Byron's “To the Po” also seems a haunting presence, particularly in stanzas 2, 3, and 7 of DGR's poem.

Cervo (VP [1990]) argues that the poem demonstrates DGR's debt to his father's gnostic ideas as set forth in Gabriele Rossetti's Il mistero dell' amor platonico del medio evo (1840).

Autobiographical

The poem is manifestly grounded in DGR's personal life. It can (and should) be seen to record his haunted memories of his dead wife Elizabeth, but it seems also to have been written with Jane Morris in mind. This psychologically catastrophic ambiguity is of course entirely like the manner of DGR's House of Life, which stands so close in spirit to this poem.

The autobiographical aspect of the work is underscored by the specific locus of the meditation. The poem's stream “is the brown-pooled, birch-banked Penwhapple, in Ayrshire, that gurgles and lapses from slope to slope till it reaches Girvan Water, when it speedily finds its goal in the sea that sweeps the sandy coast-line without a break save for wave-washed Ailsa Crag; and in a little cavern closely overlooking the “whispering water” as it flows through the grounds of Penkill Castle (the residence of one of his chief friends, Miss A. Boyd) Rossetti composed the greater portion” of the poem ( Sharp 333 ). The cave is called Bennan's Cave, as William Bell Scott noted when he described DGR's fondness for working there: “Almost every day he would seclude himself in the glen. Here I used to find him face to the wall lying in a shallow cave that went by the name of a seventeenth-century Covenanter, Bennan's Cave” ( Scott 114 ). Scott's text reproduces a drawing he made at the time of DGR writing in the cave.
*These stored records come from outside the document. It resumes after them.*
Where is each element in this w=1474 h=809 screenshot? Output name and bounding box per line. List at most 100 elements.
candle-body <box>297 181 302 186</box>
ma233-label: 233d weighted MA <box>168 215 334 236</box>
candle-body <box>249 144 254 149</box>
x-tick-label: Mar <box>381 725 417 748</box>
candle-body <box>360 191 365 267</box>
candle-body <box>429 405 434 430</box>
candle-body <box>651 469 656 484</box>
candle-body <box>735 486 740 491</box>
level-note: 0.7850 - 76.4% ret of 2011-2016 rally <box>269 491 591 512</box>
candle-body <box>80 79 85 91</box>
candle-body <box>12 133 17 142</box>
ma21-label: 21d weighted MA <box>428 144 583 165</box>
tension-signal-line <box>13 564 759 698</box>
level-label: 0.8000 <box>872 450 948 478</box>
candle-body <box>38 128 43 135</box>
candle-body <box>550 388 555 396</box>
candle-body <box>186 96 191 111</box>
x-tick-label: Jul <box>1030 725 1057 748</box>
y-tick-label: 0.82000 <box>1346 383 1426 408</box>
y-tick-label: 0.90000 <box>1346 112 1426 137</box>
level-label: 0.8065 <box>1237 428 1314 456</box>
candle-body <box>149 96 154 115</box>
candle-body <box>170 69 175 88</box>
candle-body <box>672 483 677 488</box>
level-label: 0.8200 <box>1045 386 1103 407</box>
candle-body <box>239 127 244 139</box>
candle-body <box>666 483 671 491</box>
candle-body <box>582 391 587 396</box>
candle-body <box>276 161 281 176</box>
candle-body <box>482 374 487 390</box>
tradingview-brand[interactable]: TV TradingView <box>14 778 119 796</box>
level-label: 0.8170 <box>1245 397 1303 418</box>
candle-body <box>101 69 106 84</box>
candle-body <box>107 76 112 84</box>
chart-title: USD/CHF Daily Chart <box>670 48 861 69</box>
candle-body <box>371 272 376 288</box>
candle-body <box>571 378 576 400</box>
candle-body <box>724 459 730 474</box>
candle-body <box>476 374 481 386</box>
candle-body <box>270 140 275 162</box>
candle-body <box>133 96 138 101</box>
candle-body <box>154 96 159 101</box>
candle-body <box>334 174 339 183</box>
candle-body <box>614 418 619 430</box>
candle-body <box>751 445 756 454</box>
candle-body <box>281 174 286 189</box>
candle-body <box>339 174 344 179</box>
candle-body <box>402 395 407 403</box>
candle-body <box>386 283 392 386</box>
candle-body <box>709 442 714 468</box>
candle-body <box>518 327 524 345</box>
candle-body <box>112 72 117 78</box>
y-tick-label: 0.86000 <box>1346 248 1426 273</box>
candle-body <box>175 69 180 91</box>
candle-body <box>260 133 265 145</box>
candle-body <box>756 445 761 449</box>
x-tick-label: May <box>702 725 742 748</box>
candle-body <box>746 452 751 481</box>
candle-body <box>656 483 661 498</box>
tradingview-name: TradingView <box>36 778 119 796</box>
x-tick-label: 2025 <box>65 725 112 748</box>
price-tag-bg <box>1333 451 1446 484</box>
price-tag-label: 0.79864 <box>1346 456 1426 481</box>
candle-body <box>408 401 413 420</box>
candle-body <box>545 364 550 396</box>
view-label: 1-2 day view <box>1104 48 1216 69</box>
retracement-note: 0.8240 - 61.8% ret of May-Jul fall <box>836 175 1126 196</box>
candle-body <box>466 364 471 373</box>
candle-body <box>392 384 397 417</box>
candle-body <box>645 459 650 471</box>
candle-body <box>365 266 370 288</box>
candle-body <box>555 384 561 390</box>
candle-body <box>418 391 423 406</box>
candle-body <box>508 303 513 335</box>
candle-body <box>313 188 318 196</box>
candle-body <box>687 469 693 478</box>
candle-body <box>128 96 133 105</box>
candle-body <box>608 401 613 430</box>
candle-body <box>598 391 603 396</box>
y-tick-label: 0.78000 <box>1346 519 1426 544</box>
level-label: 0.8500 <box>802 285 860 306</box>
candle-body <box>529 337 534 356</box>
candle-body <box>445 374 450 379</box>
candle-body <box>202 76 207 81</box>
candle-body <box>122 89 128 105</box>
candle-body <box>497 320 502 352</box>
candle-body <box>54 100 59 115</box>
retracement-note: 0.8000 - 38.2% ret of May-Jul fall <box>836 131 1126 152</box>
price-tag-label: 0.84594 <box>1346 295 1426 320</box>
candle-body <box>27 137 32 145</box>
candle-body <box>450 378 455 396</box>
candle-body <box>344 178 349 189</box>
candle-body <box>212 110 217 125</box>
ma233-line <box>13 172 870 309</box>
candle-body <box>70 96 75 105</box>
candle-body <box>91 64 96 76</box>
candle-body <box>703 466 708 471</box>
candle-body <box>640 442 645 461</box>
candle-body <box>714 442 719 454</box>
Jane Morris's connection with this cave (or rather with DGR's affective relation to the cave) is apparent from his letter to her of 30 August 1869, which he wrote shortly after arriving at Penkill and discovering the cave, and in which he is trying to persuade her to come to Penkill for a convalescence: “There are many enchanting spots . . . and particularly a little cave in a concealed position overhanging the bed of the stream—the very place for Topsy to spin endless poetry in, and for you to sit in and listen to the curious urgent whisper of the stream. . . . All this you know is perfectly private. . . . How nice it would be to see you here, at ease and liberty, and with an air likely to do you good.” (see Fredeman, Correspondence, 69. 143 ).